From the book jacket text:
With this memoir of poignant photographs, David Douglas Duncan has now completed a twenty-year long series of intimate works on a near-legendary neighbor, Picasso. It follows The Private World of Pablo Picasso, 1957-58; Picasso's Picassos, 1961; Goodbye Picasso, 1974.

This final book is a photographic tour de force — there are no captions — in which Duncan takes us on a personally conducted visit to Picasso's last studio-home in Mougins, on the French Riviera. No other photographer has been permitted in the locked rooms since the artist’s death. Only Duncan has photographed Jacqueline Picasso since that day. Picasso's heirs and the French government requested that DDD document Notre-Dame de Vie and its contents. As Duncan notes in the introductory text, Picasso's silent studio is his last self-portrait.

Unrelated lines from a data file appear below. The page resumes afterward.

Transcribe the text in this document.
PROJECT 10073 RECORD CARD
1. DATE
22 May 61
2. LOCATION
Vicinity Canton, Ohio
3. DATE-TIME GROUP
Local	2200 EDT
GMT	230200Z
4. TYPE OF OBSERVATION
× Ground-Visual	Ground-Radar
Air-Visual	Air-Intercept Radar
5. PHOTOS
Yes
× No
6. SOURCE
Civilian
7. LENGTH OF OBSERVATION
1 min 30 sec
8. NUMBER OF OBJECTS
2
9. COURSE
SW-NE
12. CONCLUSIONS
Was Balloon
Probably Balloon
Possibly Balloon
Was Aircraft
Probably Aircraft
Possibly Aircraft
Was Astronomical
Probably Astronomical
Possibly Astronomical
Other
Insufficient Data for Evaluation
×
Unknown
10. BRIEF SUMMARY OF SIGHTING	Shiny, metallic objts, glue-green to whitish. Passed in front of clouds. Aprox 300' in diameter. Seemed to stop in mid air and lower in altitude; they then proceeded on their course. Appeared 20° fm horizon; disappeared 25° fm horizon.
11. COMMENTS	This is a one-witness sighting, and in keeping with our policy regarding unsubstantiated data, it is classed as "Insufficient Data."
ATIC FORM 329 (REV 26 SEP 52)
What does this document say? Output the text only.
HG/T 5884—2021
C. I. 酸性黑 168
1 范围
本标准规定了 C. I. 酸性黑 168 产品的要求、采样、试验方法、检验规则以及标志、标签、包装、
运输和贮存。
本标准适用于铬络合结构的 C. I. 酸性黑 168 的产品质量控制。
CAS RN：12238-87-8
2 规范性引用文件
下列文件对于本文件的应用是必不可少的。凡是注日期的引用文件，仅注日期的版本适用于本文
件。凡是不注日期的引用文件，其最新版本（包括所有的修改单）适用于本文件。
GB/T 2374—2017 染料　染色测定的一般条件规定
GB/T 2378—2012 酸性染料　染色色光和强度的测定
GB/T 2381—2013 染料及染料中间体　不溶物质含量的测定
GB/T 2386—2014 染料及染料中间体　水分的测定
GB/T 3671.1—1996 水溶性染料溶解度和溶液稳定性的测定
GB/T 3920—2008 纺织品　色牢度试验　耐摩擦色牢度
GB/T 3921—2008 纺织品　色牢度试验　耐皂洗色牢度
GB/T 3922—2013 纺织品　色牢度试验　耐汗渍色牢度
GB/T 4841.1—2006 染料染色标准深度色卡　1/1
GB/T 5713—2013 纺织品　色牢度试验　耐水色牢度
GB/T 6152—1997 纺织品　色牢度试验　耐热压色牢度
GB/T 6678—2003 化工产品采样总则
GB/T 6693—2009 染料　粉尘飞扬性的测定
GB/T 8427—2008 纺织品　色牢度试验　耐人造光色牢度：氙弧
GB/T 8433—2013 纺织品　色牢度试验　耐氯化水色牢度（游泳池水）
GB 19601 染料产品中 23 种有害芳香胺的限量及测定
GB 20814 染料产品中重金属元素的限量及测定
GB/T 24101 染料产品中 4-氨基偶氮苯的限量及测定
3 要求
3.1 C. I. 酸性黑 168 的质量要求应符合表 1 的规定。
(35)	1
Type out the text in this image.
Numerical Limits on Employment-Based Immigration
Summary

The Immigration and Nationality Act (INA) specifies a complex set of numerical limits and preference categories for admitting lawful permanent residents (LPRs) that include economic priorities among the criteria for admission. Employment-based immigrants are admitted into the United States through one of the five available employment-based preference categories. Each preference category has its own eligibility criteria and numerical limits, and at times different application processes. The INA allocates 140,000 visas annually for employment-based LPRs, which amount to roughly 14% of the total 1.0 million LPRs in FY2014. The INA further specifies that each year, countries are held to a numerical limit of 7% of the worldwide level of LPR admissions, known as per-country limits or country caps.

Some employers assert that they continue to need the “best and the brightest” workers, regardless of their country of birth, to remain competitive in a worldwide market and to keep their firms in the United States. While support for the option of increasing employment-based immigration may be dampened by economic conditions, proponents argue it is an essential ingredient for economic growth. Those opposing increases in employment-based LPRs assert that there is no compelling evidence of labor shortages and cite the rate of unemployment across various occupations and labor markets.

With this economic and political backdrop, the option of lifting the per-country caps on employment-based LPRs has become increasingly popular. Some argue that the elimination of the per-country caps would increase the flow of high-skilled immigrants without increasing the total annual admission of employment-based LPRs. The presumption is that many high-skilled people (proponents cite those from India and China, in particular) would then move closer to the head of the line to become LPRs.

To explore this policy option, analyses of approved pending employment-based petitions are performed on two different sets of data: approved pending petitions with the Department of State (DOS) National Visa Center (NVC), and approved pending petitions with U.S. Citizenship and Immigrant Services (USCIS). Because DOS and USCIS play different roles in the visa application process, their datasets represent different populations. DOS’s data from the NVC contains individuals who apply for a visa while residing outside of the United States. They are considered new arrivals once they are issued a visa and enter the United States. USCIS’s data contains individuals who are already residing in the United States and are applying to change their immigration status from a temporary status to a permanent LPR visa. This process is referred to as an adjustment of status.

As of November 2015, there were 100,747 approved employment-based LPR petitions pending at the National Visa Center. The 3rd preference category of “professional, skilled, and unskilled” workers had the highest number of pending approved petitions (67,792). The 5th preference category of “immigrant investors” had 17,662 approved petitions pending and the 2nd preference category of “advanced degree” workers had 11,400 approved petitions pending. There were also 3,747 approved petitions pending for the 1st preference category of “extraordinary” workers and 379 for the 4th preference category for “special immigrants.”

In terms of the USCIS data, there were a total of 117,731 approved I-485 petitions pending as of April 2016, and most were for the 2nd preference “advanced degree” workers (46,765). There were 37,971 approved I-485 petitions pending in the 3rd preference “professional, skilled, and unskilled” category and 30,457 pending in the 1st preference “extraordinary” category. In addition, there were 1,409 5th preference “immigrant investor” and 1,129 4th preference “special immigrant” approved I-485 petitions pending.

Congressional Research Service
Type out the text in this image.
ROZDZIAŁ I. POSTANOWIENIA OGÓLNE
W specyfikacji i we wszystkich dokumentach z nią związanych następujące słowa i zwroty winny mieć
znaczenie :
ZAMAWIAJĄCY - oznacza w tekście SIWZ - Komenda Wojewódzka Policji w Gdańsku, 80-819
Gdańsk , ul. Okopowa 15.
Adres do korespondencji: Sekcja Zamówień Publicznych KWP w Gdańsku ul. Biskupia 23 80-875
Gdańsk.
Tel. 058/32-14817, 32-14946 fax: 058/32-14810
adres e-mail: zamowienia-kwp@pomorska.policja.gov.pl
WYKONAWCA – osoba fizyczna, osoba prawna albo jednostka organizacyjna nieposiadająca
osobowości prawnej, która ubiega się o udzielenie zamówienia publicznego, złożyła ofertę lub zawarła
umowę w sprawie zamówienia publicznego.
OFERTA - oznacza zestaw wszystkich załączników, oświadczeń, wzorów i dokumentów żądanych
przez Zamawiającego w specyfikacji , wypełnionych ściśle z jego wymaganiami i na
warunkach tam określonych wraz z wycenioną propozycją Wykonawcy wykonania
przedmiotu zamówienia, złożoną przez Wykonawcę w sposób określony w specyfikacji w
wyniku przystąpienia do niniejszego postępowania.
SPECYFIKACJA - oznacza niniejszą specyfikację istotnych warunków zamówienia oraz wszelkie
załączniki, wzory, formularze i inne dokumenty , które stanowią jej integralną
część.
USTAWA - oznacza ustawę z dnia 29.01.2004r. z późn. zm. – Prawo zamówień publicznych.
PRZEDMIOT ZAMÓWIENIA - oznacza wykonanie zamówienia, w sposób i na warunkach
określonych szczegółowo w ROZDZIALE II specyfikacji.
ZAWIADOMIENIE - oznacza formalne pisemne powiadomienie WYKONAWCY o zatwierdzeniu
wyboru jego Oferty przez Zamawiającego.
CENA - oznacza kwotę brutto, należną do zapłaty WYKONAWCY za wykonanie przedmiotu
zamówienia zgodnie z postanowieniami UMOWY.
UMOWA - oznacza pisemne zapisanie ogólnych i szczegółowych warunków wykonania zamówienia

The Silent Studio contains all of the canvases Pablo Picasso painted of Jacqueline and gave to her (seen together only in this book), including probably the most haunting portrait of the twentieth century. No similar record-in-depth exists of the studios of the other "greats" of our art era following their deaths: Van Gogh, Cézanne, Klee, Matisse, Giacometti, Braque. Duncan's feelings for his friends Pablo and Jacqueline shine through every photograph in the Silent Studio, which is many things — most of all an epic love story, narrated in paint.